Totally Rad, known in Japan as Magic John (マジック・ジョン, Majikku Jon), is an action-adventure game developed by Aicom and published by Jaleco for the Nintendo Entertainment System. The game was released in Japan on September 28, 1990, in North America in March 1991, and in Europe the same year.

== Gameplay ==

- Multiple boss fights ranging in complexity
- Special summoning abilities
- Side-scrolling platform game

== Plot ==

Jake is using an earth spell to defeat one of the major enemies in the game.

Jake (John in the Japanese version) is hired as an apprentice magician by Zebediah Pong (simply referred to as Pong in the Japanese version). He is training when some strange people attack and kidnap his girlfriend, Allison (Yuu in the Japanese version). Jake goes on a quest to find out where they came from and why they wanted Allison. Afterwards, Jake discovers Allison's kidnapping was a feint to force Allison's father, a renowned scientist, out of hiding. Jake must not only save Allison's father, but ultimately battle an evil king who plans to lead a subterranean army in a battle against the people of Jake's world.

The Japanese and North American versions of the game are mostly the same, except for the characters. In the original Magic John, the main characters are two preadolescent, Japanese-style cartoon friends. In Totally Rad, they are redesigned into becoming two Californian teens who talk in contemporary "surfer" lingo.

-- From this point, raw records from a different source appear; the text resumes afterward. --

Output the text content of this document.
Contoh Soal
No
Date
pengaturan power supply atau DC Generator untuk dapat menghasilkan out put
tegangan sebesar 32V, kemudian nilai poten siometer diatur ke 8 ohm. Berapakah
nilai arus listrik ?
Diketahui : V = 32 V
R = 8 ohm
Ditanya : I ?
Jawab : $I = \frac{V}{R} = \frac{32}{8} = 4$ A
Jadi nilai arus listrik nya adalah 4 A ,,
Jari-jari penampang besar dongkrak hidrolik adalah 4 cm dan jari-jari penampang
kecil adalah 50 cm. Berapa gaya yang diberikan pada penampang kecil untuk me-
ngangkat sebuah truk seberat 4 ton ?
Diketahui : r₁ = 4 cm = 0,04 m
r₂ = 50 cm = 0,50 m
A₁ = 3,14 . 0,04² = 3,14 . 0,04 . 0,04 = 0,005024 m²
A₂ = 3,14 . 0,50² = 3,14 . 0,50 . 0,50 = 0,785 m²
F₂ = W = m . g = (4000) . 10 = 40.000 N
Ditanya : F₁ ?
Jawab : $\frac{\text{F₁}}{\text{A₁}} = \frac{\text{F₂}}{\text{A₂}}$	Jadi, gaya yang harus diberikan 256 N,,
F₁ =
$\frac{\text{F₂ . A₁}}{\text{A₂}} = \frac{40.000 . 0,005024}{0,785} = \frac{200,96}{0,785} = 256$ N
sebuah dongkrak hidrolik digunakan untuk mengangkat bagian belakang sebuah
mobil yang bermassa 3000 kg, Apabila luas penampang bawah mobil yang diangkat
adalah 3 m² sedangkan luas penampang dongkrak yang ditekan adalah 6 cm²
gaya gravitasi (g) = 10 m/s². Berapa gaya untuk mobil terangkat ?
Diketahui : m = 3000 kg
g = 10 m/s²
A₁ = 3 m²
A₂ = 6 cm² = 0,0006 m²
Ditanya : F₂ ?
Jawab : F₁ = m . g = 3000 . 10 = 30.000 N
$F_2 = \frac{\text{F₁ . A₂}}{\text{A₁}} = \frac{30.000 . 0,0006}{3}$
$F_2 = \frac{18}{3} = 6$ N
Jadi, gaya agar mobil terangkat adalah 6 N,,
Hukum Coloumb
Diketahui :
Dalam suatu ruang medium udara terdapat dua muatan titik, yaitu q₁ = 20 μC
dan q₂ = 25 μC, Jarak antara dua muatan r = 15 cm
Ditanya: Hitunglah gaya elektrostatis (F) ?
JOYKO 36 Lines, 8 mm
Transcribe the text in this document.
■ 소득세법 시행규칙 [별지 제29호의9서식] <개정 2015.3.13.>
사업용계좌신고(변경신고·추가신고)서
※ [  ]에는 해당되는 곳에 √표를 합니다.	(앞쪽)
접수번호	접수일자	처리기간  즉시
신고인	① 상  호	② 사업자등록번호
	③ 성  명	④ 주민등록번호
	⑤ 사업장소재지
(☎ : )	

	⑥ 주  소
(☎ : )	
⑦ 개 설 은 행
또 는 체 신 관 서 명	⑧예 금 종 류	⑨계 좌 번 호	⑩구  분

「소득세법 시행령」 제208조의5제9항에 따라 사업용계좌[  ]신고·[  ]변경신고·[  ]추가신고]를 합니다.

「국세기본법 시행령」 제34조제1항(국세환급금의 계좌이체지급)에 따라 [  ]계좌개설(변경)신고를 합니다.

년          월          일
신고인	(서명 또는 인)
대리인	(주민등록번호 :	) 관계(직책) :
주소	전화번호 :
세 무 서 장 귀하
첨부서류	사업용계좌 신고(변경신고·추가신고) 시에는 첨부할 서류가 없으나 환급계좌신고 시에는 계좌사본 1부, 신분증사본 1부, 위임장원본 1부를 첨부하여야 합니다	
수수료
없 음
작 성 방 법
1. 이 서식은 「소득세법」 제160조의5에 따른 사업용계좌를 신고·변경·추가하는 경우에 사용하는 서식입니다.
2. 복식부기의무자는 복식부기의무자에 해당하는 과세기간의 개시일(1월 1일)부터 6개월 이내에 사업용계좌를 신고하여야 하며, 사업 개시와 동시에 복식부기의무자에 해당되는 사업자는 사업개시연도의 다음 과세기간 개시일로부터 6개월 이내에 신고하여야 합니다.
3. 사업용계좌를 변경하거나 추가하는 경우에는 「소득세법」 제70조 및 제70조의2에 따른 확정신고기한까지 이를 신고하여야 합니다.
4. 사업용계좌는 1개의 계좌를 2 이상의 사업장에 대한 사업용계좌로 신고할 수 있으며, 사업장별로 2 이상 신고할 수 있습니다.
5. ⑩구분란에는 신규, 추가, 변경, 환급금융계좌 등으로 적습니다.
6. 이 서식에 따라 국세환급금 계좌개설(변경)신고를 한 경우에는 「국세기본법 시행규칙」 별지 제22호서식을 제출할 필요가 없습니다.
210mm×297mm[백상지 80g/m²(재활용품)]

Magic John has unlimited continues. The player can run out of lives any number of times, and the only way to get a Game Over is by selecting No on the Continue screen.

In Totally Rad however, the player is limited to three continues -- the fourth time they run out of lives, it cuts straight to the Game Over screen and music.

== Manual ==
The instruction manual for Totally Rad is filled with surfer lingo, in addition to comical picture breaks and comments about the author's "babe" and how attractive she looks in the picture he put of her in the instruction manual.

== Reception ==

Mean Machines magazine gave the game a score of 63 out of 100 giving criticism to the lack of challenge in the first few levels, repetitive action, over simplistic gameplay and concluding “A reasonable game which misses out on brilliance due to over-simplification of the gameplay and unoriginal gameplay.”